Cadbury is one of the brands whose ads have been banned for marketing their products to children.

The chocolate confectioner broke rules around marketing to children according to the Advertising Standards Authority (ASA), for having materials aimed at children during their Easter campaign.

Cadbury had a partnership with National Trust for Scotland, and while the campaign wasn’t considered to be breaking the rules, the activity pack and a storybook titled ‘The Tale of the Great Easter Bunny’ did.

cadbury banCadbury’s activity pack was banned (Credit: Cadbury)

Chewits were also considered to have broken the rules, because of the character ‘Chewie the Chewitsaurus’, promoted on their Facebook page.

Some of the posts focused on themes that appeal to children, including Roald Dahl, ‘back to school’ and GCSE results.

Squashies also had one of their adverts banned – the advergame app called ‘Squashies World’ promoting Swizzels.

The bans come after new rules were introduced in July 2017, aimed at stopping companies from targeting junk foods at children online.

Explaining why the ads were banned, the ASA said in these instances ‘insufficient care was taken to direct the content away from under-16s’.

Responding to the ban, a Cadbury spokesperson told HuffPost UK that they will take ASA’s views on board and apply them to future content, as they take not to marketing ‘directly to young people very seriously’.

Jeremy Dee, managing director at Swizzels, also spoke to HuffPost UK about the ban: ‘All routes to access the app clearly state that visitors must be over 16 years of age to view the page and age gates are in place to restrict access. Visitors must enter their date of birth at two separate stages before playing the game, which is actually stricter than alcohol websites.’

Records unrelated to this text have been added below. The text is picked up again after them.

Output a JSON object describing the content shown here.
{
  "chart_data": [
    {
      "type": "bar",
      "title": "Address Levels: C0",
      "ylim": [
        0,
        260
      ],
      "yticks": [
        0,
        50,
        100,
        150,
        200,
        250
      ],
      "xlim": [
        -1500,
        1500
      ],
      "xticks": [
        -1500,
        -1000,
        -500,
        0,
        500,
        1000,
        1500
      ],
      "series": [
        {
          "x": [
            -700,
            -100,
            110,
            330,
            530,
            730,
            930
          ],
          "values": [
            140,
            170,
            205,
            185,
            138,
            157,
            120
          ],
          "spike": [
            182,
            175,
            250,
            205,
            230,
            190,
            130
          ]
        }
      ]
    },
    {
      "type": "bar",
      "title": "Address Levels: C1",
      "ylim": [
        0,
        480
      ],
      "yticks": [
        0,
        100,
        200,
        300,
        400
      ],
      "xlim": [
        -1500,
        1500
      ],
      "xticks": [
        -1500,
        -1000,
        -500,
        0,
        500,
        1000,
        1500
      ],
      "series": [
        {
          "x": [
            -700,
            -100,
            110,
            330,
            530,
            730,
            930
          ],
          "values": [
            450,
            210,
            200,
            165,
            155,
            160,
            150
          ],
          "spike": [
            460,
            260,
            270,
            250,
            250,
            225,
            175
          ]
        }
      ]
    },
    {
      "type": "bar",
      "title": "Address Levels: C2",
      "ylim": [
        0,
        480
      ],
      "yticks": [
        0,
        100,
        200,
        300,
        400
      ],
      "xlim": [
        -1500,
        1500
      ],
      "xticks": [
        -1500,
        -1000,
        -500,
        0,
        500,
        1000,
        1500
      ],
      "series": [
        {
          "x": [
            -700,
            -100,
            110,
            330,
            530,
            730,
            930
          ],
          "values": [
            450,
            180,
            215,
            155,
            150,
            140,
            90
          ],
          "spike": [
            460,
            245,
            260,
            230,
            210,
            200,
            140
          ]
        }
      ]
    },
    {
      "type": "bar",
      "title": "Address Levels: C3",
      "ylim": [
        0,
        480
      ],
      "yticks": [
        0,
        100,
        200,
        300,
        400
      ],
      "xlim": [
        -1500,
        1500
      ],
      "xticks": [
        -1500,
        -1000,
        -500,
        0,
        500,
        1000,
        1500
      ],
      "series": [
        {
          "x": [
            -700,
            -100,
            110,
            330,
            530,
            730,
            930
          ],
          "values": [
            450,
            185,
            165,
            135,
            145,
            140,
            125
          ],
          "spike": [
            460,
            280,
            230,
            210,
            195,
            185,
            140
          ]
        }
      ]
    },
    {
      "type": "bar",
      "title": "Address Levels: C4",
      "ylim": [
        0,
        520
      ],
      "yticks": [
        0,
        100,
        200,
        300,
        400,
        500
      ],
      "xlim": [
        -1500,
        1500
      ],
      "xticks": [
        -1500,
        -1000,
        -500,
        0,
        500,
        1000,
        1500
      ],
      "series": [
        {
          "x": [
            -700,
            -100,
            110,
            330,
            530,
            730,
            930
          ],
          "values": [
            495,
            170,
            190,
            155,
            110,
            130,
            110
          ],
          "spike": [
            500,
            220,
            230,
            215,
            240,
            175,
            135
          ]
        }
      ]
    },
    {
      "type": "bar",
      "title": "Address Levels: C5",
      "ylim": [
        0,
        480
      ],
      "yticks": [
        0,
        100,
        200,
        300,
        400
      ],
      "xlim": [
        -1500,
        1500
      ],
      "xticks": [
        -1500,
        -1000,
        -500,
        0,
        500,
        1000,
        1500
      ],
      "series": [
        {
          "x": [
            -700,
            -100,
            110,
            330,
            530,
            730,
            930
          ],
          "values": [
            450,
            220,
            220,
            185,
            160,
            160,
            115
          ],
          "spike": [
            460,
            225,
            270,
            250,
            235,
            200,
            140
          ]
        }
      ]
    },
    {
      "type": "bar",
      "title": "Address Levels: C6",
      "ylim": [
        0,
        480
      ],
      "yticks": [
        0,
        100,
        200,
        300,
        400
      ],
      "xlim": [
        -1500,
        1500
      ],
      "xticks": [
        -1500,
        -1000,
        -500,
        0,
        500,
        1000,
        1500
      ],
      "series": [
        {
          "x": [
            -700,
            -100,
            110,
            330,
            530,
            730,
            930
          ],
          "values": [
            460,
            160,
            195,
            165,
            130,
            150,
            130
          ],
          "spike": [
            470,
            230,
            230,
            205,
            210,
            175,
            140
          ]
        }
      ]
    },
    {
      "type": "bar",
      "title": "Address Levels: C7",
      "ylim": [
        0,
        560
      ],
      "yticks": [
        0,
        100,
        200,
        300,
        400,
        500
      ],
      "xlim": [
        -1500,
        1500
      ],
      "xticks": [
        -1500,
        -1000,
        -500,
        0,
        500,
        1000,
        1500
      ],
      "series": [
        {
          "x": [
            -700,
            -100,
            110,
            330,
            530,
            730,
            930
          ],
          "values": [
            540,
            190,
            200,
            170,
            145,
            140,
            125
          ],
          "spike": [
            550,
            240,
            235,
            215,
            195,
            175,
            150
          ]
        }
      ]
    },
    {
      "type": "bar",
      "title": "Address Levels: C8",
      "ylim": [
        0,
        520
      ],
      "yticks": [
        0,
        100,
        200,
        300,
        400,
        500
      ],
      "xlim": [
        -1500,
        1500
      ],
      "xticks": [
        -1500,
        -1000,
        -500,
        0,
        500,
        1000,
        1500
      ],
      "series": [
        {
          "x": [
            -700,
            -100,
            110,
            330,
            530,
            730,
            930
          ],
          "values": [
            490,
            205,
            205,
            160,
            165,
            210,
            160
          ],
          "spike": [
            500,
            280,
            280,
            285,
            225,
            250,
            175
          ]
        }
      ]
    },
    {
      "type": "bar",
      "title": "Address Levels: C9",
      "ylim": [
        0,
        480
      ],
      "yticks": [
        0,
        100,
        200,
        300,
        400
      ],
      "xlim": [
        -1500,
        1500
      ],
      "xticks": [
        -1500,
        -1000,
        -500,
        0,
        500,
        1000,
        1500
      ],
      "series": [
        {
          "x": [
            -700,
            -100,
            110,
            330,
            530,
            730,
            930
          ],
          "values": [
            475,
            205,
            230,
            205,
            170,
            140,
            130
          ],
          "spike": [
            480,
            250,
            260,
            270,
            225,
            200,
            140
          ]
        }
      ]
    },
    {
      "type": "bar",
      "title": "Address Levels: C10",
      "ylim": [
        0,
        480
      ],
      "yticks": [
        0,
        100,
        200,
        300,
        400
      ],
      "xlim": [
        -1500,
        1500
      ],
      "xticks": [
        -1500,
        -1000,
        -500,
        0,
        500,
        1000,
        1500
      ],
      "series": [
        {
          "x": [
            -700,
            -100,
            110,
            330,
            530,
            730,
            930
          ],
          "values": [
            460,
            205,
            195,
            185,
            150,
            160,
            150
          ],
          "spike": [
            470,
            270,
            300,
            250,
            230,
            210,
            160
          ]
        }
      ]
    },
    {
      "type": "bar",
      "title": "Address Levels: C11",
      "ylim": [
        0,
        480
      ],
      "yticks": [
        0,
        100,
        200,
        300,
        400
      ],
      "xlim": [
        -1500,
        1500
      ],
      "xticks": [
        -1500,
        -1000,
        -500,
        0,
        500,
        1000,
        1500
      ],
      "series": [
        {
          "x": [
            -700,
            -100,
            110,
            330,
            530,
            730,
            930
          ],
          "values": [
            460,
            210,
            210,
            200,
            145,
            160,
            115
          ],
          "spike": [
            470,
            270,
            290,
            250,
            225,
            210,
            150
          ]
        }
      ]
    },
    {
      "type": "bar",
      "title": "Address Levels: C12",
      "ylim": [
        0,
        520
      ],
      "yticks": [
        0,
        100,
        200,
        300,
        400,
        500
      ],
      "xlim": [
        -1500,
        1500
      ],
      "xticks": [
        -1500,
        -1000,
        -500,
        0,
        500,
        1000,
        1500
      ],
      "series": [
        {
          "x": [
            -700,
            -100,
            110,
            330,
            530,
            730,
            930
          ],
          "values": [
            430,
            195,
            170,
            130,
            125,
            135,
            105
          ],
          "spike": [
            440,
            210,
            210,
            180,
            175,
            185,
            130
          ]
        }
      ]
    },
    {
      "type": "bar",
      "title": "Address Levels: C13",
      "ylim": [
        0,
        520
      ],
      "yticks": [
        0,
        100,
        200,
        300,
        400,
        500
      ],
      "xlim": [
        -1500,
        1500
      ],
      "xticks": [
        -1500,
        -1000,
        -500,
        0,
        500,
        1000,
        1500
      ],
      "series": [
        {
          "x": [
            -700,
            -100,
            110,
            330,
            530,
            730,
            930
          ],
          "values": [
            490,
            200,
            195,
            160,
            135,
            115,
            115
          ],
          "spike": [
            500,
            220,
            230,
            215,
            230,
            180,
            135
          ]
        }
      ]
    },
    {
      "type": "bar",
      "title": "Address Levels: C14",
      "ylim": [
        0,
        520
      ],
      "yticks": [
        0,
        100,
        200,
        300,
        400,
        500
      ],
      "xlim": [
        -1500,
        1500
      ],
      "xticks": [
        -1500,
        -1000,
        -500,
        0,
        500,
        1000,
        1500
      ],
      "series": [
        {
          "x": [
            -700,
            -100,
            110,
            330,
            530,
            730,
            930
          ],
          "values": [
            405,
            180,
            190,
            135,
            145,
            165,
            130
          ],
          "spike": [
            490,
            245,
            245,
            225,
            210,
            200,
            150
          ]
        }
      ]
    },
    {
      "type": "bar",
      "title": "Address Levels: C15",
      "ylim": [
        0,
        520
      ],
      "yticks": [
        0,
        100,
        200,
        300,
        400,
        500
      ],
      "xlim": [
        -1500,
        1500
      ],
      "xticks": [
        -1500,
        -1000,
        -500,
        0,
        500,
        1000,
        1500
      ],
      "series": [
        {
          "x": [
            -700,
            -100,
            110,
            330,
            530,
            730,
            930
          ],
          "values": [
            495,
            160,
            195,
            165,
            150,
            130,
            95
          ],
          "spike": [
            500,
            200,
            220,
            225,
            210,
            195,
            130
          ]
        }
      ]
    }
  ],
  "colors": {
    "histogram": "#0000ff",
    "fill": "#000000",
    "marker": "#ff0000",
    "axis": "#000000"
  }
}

A spokesperson for the brand that owns Chewits, also responded to the ban, saying that the campaign was in no way aimed at under-16s.

‘At no time was the campaign, which has now ended, developed to target under-16s. Rather it was aimed at parents and young adults with its core messages and placement focusing on these groups.

‘To prevent any further confusion we have deleted all possible and questionable posts we’ve published in the past.’